From the greatest living writer of ghost stories, here is a perfect chiller: a story of two damaged children filled with unease, the supernatural and horror. The remoter parts of the English Fens are forlorn, lost and damp even in the height of summer. At Iyot Lock, a large decaying house, two young cousins, Leonora and Edward, are parked for the summer with their ageing spinster aunt and her cruel housekeeper. At first the unpleasantness and petty meannesses appear simply spiteful, calculated to destroy Edward's equanimity. But when spoilt Leonora is not given the birthday present of a specific dolly that she wants, affairs inexorably take a much darker turn with terrifying, life-destroying consequences for everyone.
'Susan Hill is the grande dame of English supernatural fiction' (Financial Times)

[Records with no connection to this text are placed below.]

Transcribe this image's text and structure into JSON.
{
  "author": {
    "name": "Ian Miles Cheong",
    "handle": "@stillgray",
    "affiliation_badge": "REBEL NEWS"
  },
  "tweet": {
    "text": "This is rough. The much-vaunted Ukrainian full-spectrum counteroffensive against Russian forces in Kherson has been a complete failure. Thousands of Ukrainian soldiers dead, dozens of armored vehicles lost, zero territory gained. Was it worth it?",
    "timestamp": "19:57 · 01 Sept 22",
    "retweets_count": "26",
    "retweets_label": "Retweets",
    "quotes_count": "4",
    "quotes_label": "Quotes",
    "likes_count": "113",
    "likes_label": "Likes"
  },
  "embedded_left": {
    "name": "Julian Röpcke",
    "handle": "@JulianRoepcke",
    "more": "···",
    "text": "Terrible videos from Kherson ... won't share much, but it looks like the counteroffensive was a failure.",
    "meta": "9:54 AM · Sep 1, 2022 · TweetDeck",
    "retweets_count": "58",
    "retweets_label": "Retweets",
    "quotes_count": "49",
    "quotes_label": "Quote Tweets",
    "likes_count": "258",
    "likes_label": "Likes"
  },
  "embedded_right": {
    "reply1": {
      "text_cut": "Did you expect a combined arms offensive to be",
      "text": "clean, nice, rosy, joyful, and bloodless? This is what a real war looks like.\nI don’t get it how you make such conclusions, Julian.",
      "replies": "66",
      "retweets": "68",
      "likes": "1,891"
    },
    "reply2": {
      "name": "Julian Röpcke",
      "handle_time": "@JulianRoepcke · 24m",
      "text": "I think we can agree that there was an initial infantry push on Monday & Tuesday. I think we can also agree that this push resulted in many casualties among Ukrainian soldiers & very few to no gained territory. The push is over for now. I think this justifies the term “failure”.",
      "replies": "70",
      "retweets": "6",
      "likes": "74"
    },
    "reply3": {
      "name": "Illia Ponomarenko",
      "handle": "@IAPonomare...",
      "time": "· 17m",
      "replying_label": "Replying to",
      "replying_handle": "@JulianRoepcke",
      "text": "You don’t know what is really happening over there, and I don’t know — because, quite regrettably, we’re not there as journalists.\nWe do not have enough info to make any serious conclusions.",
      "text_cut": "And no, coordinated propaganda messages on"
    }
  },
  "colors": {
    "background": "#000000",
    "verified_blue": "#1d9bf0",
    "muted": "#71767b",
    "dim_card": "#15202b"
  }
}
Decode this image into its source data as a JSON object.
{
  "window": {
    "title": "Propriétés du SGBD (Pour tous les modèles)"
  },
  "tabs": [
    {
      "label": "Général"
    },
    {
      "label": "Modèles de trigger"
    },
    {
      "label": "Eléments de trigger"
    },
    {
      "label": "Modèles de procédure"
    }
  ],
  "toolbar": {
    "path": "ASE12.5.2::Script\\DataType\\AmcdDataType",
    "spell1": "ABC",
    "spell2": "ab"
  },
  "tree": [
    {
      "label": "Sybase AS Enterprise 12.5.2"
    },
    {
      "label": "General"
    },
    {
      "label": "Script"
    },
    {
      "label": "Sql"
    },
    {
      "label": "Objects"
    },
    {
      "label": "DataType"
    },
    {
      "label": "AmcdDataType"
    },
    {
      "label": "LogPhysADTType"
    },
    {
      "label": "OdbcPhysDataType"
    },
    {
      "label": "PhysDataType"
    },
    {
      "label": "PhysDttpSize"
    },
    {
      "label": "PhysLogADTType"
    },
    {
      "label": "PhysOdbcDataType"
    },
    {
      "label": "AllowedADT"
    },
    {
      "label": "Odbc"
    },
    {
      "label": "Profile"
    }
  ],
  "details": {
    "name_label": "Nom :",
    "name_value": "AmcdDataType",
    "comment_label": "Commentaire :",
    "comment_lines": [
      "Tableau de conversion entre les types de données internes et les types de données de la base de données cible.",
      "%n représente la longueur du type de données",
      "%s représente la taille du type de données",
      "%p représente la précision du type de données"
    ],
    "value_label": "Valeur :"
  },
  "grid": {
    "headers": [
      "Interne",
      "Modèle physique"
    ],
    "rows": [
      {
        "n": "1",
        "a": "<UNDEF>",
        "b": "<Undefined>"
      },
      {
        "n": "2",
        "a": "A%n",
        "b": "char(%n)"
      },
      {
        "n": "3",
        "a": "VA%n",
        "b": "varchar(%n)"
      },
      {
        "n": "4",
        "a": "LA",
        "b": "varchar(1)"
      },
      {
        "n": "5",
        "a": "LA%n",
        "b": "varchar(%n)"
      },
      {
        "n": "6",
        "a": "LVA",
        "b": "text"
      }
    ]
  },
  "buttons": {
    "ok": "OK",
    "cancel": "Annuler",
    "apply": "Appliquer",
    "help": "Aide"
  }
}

'No one chills the heart like Susan Hill' (Daily Telegraph)
'Part of the fear she conjures up is a sense that this could happen to anyone' (Scotsman)
'An assuredly chilling ghost story, Dolly doesn't leave its questions unanswered. Damage is assumed, noted, but not forgiven, and as the story develops evil is passed through the generations like a stain' (Guardian)
Author
About Susan Hill
Susan Hill has won both the Whitbread and Somerset Maugham Awards and been shortlisted for the Booker. She is the subject of one of the Vintage Living Texts. She runs her own publishing business, Longbarn Books, and edited the literary magazine, Books and Company. Her novels are set for GCSE and A Level, and her play, The Woman in Black, has been running in London's West End for 15 years.
In 2011 Susan Hill was shortlisted for the CWA Dagger in the Library, awarded to an author for a body of work.